NEUROSCIENCE, TECHNOLOGY, COMPUTER SCIENCE AND CREATIVITY COME TOGETHER TO SUPPORT PEOPLE WITH DISABILITIES
* The Centre for Genomic Regulation (CRG), Starlab and the University of Barcelona presented this morning Brain Polyphony, an interdisciplinary project that aims to improve communication for people with disabilities.
* Scientists in the project are developing a system that translates brain waves into sound. The system, which is the only one of its kind so far, creates sound based on a person’s emotions—as measured by electroencephalography (EEG) signals and cardiac response—with no requirements for motor control by the person.
* Brain Polyphony stems from a CRG initiative to encourage its scientists to carry out translational research projects.

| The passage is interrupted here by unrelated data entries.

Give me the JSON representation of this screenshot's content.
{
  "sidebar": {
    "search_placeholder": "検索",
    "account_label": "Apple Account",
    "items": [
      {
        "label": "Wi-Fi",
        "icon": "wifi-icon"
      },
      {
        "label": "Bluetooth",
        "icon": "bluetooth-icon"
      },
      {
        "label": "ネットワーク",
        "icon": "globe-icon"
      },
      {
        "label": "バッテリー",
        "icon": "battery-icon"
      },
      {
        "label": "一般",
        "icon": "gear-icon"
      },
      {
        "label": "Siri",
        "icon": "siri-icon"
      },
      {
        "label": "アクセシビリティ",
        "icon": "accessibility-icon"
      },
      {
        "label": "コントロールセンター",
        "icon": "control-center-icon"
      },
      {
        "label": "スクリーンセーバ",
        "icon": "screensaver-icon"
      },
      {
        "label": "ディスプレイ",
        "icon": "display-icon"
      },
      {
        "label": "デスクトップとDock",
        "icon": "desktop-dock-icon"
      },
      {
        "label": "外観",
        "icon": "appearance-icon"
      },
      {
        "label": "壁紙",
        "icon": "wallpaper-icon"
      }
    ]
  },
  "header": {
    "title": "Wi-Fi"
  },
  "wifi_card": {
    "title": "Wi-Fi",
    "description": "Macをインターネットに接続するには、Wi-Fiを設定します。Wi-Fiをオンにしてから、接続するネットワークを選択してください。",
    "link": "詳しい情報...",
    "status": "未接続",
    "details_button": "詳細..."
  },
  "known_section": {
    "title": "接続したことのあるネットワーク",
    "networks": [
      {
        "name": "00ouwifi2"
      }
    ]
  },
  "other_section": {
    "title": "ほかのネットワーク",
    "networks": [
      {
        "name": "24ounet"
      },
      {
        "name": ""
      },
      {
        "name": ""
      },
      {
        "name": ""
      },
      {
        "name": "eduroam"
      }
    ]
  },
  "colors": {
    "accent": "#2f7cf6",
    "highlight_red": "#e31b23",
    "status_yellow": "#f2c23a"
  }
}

(July 10, 2015) Scientists at the Centre for Genomic Regulation (CRG), the research company Starlab, the group BR::AC (Barcelona Research Art & Creation) of the University of Barcelona and the Institut Hospital del Mar d'Investgacions Mèdiques (IMIM), developed a device that produces sounds from brain signals. This highly interdisciplinary team is led by Mara Dierssen, head of the Cellular & Systems Neurobiology group at CRG. Its ultimate goal is to develop an alternative communication system for people with cerebral palsy to allow them to communicate—and more specifically in this pilot phase, to communicate their emotions. Scientists are carrying out the project with volunteers who are either healthy or who have physical and/or mental disabilities, working together with the association Pro-Personas con Discapacidades Físicas y Psíquicas (ASDI) from Sant Cugat del Vallès.
"At the neuroscientific level, our challenge with Brain Polyphony is to be able to correctly identify the EEG signals—that is, the brain activity—that correspond to certain emotions. The idea is to translate this activity into sound and then to use this system to allow people with disabilities to communicate with the people around them. This alternative communication system based on sonification could be useful not only for patient rehabilitation but also for additional applications, such as diagnosis," stated Mara Dierssen. She added, "Of course, the technological and computational aspects are also challenging. We have to ensure that both the device and the software that translates the signals can give us robust and reproducible signals, so that we can provide this communication system to any patient.”